DiPaCo: Distributed Path Composition (2403.10616v1)

Abstract: Progress in ML has been fueled by scaling neural network models. This scaling has been enabled by ever more heroic feats of engineering, necessary for accommodating ML approaches that require high bandwidth communication between devices working in parallel. In this work, we propose a co-designed modular architecture and training approach for ML models, dubbed DIstributed PAth COmposition (DiPaCo). During training, DiPaCo distributes computation by paths through a set of shared modules. Together with a Local-SGD inspired optimization (DiLoCo) that keeps modules in sync with drastically reduced communication, Our approach facilitates training across poorly connected and heterogeneous workers, with a design that ensures robustness to worker failures and preemptions. At inference time, only a single path needs to be executed for each input, without the need for any model compression. We consider this approach as a first prototype towards a new paradigm of large-scale learning, one that is less synchronous and more modular. Our experiments on the widely used C4 benchmark show that, for the same amount of training steps but less wall-clock time, DiPaCo exceeds the performance of a 1 billion-parameter dense transformer LLM by choosing one of 256 possible paths, each with a size of 150 million parameters.
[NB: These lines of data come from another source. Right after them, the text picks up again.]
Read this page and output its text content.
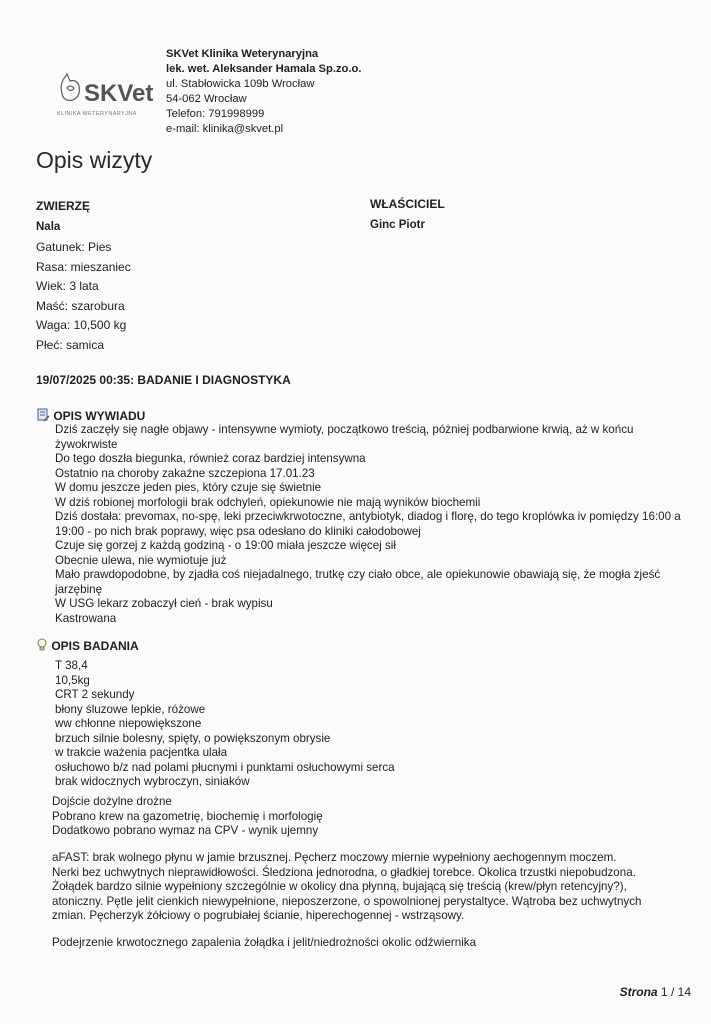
SKVet
KLINIKA WETERYNARYJNA
SKVet Klinika Weterynaryjna
lek. wet. Aleksander Hamala Sp.zo.o.
ul. Stabłowicka 109b Wrocław
54-062 Wrocław
Telefon: 791998999
e-mail: klinika@skvet.pl
Opis wizyty
ZWIERZĘ
Nala
Gatunek: Pies
Rasa: mieszaniec
Wiek: 3 lata
Maść: szarobura
Waga: 10,500 kg
Płeć: samica
WŁAŚCICIEL
Ginc Piotr
19/07/2025 00:35: BADANIE I DIAGNOSTYKA
OPIS WYWIADU
Dziś zaczęły się nagłe objawy - intensywne wymioty, początkowo treścią, póżniej podbarwione krwią, aż w końcu żywokrwiste
Do tego doszła biegunka, również coraz bardziej intensywna
Ostatnio na choroby zakaźne szczepiona 17.01.23
W domu jeszcze jeden pies, który czuje się świetnie
W dziś robionej morfologii brak odchyleń, opiekunowie nie mają wyników biochemii
Dziś dostała: prevomax, no-spę, leki przeciwkrwotoczne, antybiotyk, diadog i florę, do tego kroplówka iv pomiędzy 16:00 a 19:00 - po nich brak poprawy, więc psa odesłano do kliniki całodobowej
Czuje się gorzej z każdą godziną - o 19:00 miała jeszcze więcej sił
Obecnie ulewa, nie wymiotuje już
Mało prawdopodobne, by zjadła coś niejadalnego, trutkę czy ciało obce, ale opiekunowie obawiają się, że mogła zjeść jarzębinę
W USG lekarz zobaczył cień - brak wypisu
Kastrowana
OPIS BADANIA
T 38,4
10,5kg
CRT 2 sekundy
błony śluzowe lepkie, różowe
ww chłonne niepowiększone
brzuch silnie bolesny, spięty, o powiększonym obrysie
w trakcie ważenia pacjentka ulała
osłuchowo b/z nad polami płucnymi i punktami osłuchowymi serca
brak widocznych wybroczyn, siniaków
Dojście dożylne drożne
Pobrano krew na gazometrię, biochemię i morfologię
Dodatkowo pobrano wymaz na CPV - wynik ujemny
aFAST: brak wolnego płynu w jamie brzusznej. Pęcherz moczowy miernie wypełniony aechogennym moczem.
Nerki bez uchwytnych nieprawidłowości. Śledziona jednorodna, o gładkiej torebce. Okolica trzustki niepobudzona.
Żołądek bardzo silnie wypełniony szczególnie w okolicy dna płynną, bujającą się treścią (krew/płyn retencyjny?),
atoniczny. Pętle jelit cienkich niewypełnione, nieposzerzone, o spowolnionej perystaltyce. Wątroba bez uchwytnych
zmian. Pęcherzyk żółciowy o pogrubiałej ścianie, hiperechogennej - wstrząsowy.
Podejrzenie krwotocznego zapalenia żołądka i jelit/niedrożności okolic odźwiernika
Strona 1 / 14
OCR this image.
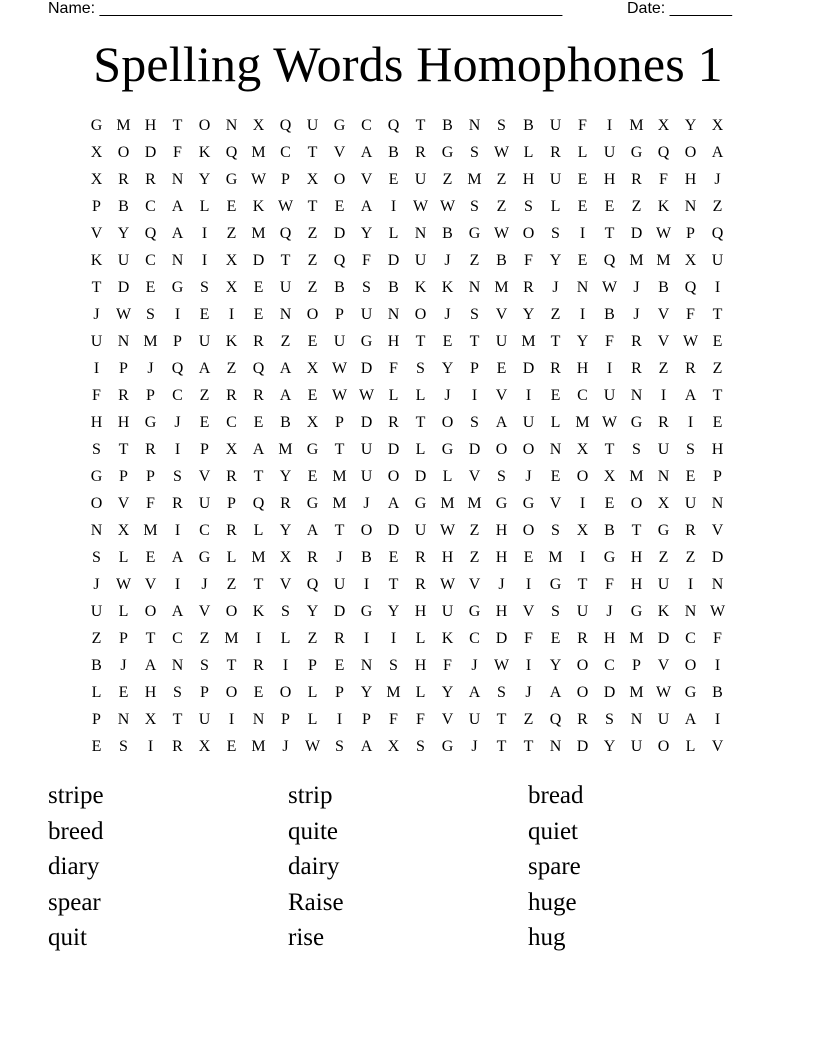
Name: ____________________________________________________	Date: _______
Spelling Words Homophones 1
G M H	T	O N X Q U G C Q	T	B N	S	B U	F	I	M X Y X
X O D	F	K Q M C	T	V A B	R G	S W L	R	L	U G Q O A
X R	R N Y G W P	X O V	E	U	Z M Z	H U	E	H R	F	H	J
P	B	C A	L	E	K W T	E	A	I	W W S	Z	S	L	E	E	Z	K N	Z
V Y Q A	I	Z M Q	Z	D Y	L	N B G W O	S	I	T	D W P	Q
K U C N	I	X D	T	Z	Q	F	D U	J	Z	B	F	Y	E	Q M M X U
T	D	E	G	S	X	E	U	Z	B	S	B K K N M R	J	N W	J	B Q	I
J	W S	I	E	I	E	N O	P	U N O	J	S	V Y	Z	I	B	J	V	F	T
U N M P	U K R	Z	E	U G H	T	E	T	U M T	Y	F	R V W E
I	P	J	Q A	Z	Q A X W D	F	S	Y	P	E	D R H	I	R	Z	R	Z
F	R	P	C	Z	R	R A	E W W L	L	J	I	V	I	E	C U N	I	A	T
H H G	J	E	C	E	B X	P	D R	T	O	S	A U	L M W G R	I	E
S	T	R	I	P	X A M G	T	U D	L	G D O O N X	T	S	U	S	H
G	P	P	S	V R	T	Y	E M U O D	L	V	S	J	E	O X M N	E	P
O V	F	R U	P	Q R G M	J	A G M M G G V	I	E	O X U N
N X M	I	C	R	L	Y A	T	O D U W Z	H O	S	X B	T	G R V
S	L	E	A G	L M X R	J	B	E	R H	Z	H	E M	I	G H	Z	Z	D
J	W V	I	J	Z	T	V Q U	I	T	R W V	J	I	G	T	F	H U	I	N
U	L	O A V O K	S	Y D G Y H U G H V	S	U	J	G K N W
Z	P	T	C	Z M	I	L	Z	R	I	I	L	K C D	F	E	R H M D C	F
B	J	A N	S	T	R	I	P	E	N	S	H	F	J	W	I	Y O C	P	V O	I
L	E	H	S	P	O	E	O	L	P	Y M L	Y A	S	J	A O D M W G B
P	N X	T	U	I	N	P	L	I	P	F	F	V U	T	Z	Q R	S	N U A	I
E	S	I	R X	E M	J	W S	A X	S	G	J	T	T	N D Y U O	L	V
stripe	strip	bread
breed	quite	quiet
diary	dairy	spare
spear	Raise	huge
quit	rise	hug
Distributed Path Composition (DiPaCo) for Large-Scale Modular Deep Learning

Introduction

The emergence of Distributed Path Composition (DiPaCo), a novel architecture and training paradigm, hints at a significant shift in the landscape of distributed learning. By integrating modularity into the design and optimization of machine learning models, DiPaCo not only addresses the challenges posed by the current synchronous and monolithic training regimes but also paves the way for a scalable and flexible paradigm that promises to exploit distributed computational resources more efficiently.

The DiPaCo Framework

DiPaCo stands out by its unique approach to distributing computation across a network of loosely connected computational units, referred to as paths. These units are composed of a sequence of shared modules, enabling the model to efficiently handle a diverse set of tasks by reconfiguring paths across these modules. The core of DiPaCo lies in its two-fold strategy:

Coarse Routing

The system employs a coarse routing mechanism whereby each document is assigned a path based on its content, enabling the model to handle it with a specifically tailored computational flow. This process notably includes steps like k-Means clustering for initial routing followed by more sophisticated discriminative routing techniques for refining path assignments based on model performance metrics.

Distributed Localized Optimization (DiLoCo)

Optimizing a model with shared modules across different paths introduces synchronization challenges, especially under the assumption of costly communication. DiPaCo addresses this through DiLoCo, a variation of Local-SGD that synchronizes module parameters only intermittently, significantly reducing the necessity for high-bandwidth inter-device communication.

Experimental Results

DiPaCo's efficacy was rigorously evaluated on the C4 benchmark, comparing against both a dense transformer model and a flat mixture of experts baseline. Notably, the experiments demonstrate that a DiPaCo model, choosing one out of 256 paths for each input, each path being of 150 million parameters, can surpass the performance of a 1 billion-parameter transformer model in terms of perplexity, while requiring less wall-clock time for training.

Key Findings

• Synchronous vs. Partial Synchronization: DiPaCo, leveraging partial synchronization, presents a compelling case for its efficiency, showing similar or slightly better performance when compared to fully synchronized approaches.
• Modular Scalability: The ability to scale the model by increasing the number of paths or the capacity of individual paths while maintaining similar computational footprints for training and inference illustrates the framework's flexibility.
• Routing Flexibility: The framework's performance benefits from more sophisticated routing strategies, including discriminative routing and more frequent routing re-evaluation during inference.

Implications and Future Directions

DiPaCo's introduction is a step towards realizing highly scalable and modular learning systems. Its modular nature not only facilitates handling vast and diverse data sets but also enables continuous model expansion and adaptation without the need for retraining from scratch—highlighting potential for collaborative model building across different computational resources.

Theoretical Implications

At a theoretical level, DiPaCo's architecture challenges the prevailing norms of monolithic and synchronous model training, suggesting that modular and partially synchronized systems can achieve comparable or superior performance. This opens up new avenues of research into the convergence properties and efficiency of such distributed systems.

Practical Implications

Practically, DiPaCo offers a blueprint for future large-scale machine learning systems that can efficiently leverage distributed computational resources, including heterogeneous and geographically dispersed devices. This has significant implications for reducing the computational cost and environmental impact of training large models.

Concluding Remarks

DiPaCo represents a novel paradigm in distributed learning, emphasizing modularity, scalability, and efficiency. By successfully navigating the trade-offs between synchronization frequency, communication costs, and model performance, DiPaCo marks an important milestone towards more sustainable and scalable machine learning practices. Future developments in this field are poised to further dismantle the barriers to entry for engaging in large-scale model training and collaborative machine learning endeavors.